De là part aussi le s/lieutenant Betemps qui assure les liaisons à l'échelon national avec Vichy et Lyon. Cheylus et Betemps rejoindront Lécuyer après le 6 juin dans les Basses-Alpes.
Zeller avait demandé à Lécuyer de se mettre en rapport avec le Commandant Jonglez de Ligne, chef du Bureau S.M. clandestin de la XVe Région Militaire.
Son travail de recherche de renseignements et de lutte contre l'activité des agents du S.R. allemand - il dispose d'antennes dans les départements du Vaucluse, du Var, des Basses-Alpes et des Alpes-Maritimes - lui permet de fournir à l'ORA des renseignements d'une extrême importance sur les mouvements des troupes allemandes et l'activité de la Gestapo.
Il participe avec de Saint-Opportune que Lécuyer avait nommé chef ORA des Bouches-du Rhône, à la mise sur pied d'une organisation cohérente basée sur le découpage du département en secteurs avec à leur tête un officier volontaire prêt à prendre en main les groupes armés et la recherche des terrains de parachutages.
De son côté de Saint-Opportune qui avait accepté le poste officiel de commandant du Centre de Démobilisation de Marseille, se consacre avec l'aide de cinq officiers et dix sous-officiers acquis à la Résistance aux tâches suivantes :
- Confection de plusieurs centaines de fausses fiches de démobilisation qui permettent de se reconstituer une autre identité.
- Hébergement au Centre après triage des prisonniers rapatriés d'Allemagne qui veulent reprendre le combat.
- Mise sur pied du secteur de Marseille.
- Réception et envoi du courrier, argent, postes de radio, agents de liaison.

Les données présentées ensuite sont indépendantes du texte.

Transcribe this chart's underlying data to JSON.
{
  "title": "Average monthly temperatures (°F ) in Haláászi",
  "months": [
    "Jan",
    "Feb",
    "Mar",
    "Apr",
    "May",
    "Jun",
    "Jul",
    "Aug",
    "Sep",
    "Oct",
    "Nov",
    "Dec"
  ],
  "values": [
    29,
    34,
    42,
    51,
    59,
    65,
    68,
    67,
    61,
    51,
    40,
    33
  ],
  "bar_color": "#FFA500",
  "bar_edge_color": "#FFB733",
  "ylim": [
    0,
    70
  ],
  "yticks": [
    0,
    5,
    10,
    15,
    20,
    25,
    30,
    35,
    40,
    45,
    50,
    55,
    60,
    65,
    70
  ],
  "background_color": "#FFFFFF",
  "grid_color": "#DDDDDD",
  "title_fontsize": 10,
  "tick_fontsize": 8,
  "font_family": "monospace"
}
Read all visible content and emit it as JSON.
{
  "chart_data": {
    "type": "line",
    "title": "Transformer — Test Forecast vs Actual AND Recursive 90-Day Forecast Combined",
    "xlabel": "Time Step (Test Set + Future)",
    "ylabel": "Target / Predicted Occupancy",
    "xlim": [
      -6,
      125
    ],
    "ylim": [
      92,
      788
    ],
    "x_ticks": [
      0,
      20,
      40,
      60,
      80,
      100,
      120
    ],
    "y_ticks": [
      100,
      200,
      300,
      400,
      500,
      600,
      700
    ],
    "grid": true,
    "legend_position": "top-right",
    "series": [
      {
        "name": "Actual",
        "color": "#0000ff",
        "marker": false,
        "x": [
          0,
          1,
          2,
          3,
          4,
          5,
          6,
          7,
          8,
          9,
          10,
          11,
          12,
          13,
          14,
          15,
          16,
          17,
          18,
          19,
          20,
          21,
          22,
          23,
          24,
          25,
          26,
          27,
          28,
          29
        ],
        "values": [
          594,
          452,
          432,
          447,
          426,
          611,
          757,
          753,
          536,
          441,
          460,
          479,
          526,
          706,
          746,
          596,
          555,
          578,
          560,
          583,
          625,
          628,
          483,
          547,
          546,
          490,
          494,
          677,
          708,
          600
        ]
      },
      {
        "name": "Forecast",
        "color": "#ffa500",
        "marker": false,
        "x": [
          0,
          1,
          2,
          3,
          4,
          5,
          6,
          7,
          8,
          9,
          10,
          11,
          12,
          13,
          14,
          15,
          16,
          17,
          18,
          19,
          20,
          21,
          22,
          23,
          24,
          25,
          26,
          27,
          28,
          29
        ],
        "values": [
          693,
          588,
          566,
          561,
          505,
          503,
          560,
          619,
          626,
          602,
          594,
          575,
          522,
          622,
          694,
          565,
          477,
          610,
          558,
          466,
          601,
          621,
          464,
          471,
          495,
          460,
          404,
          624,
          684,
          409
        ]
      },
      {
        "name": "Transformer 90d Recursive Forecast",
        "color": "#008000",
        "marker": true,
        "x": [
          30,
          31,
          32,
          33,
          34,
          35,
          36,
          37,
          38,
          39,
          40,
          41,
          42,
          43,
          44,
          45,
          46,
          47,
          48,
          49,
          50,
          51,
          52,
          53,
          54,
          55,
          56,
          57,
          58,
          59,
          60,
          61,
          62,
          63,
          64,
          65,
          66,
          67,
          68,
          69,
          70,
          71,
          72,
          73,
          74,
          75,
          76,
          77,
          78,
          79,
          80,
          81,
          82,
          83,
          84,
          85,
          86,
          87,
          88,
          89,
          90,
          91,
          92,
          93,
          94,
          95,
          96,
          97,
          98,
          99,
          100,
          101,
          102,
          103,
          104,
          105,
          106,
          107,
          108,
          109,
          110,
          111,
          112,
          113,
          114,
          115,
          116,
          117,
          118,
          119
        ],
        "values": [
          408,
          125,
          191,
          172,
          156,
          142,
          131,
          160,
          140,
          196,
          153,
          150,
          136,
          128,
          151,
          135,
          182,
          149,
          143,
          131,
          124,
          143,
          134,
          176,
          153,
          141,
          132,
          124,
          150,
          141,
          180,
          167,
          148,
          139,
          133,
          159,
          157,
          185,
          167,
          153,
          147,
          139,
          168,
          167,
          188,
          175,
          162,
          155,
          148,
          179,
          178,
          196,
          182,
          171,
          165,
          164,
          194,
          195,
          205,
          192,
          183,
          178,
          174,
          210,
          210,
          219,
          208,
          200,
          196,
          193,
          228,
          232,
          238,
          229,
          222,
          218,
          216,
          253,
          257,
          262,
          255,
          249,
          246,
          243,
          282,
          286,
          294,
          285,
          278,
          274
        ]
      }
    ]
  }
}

- Envois aux Maquis de plusieurs centaines de collections d'habillement prélevées sur les approvisionnements du Centre.
Lécuyer s'aperçoit très vite que ce département doit être scindé en deux, l'agglomération de Marseile étant une entité en soi.
Il laisse donc la charge de Marseille- Ville et ses environs (Septèmes-les-Vallons, Plan-de-Cucques, Allauch, La Penne-sur-Huveaune et Cassis) à de Sainte-Opportune et cherche quelqu'un pour diriger le reste du département.
A Aix-en-Provence, le sous Lieutenant Bellec rallie un petit nombre de groupes plus ou moins rattachés aux MUR dont le plus important est le groupe Andréani composé d'étudiants des Facultés ou du Collège Catholique et de jeunes agriculteurs d'Eguilles.
Plusieurs officiers des Ecoles de Saint-Cyr et de Saint-Maixent leur donneront les éléments d'instruction militaire. Ils formeront les Maquis du Ligoures et de la Trévaresse.
Bellec recevra deux parachutages au printemps 1944. Plus au Sud, un groupe se forme sous la direction du s/Lt. Barbaroux ; la liaison entre ces groupes et Lécuyer est effectuée par le s/Lt Gérard.
Au cours d'une reconnaissance des terrains de parachutages au sud-est du Lubéron, Lécuyer rencontre Louis Philibert à la Motte d'Aygues qui lui présente Jean Franchi.
Tous deux, engagés dans la Résistance depuis 1941, avaient mis en place une infrastructure dans le nord-est des Bouches-du-Rhône dans la région de Puy-Saint-Réparade : création de groupes à armer et de Maquis, un service de fabrication de faux papiers, noyautage des administrations et recueil des réfractaires.
Devant les possibilités d'armement que représente l'ORA, Franchi met son organisation à la disposition de Lécuyer. Ce dernier décide de le nommer chef départemental pour les Bouches-du-Rhône-Campagne et lui demande comme première tâche de rechercher les terrains de parachutages et de former les équipes de réception.
Entre le 10 février 1944 et le 15 août 1944, ces terrains recevront 15 parachutages :
= 5 au Puy-Saint-Réparade.
= 3 à Jouques. à Saint Paul.
= 3 à Cannat.
Il organise également 8 centres de ralliement pour faciliter la mobilisation au moment du déclenchement des opérations.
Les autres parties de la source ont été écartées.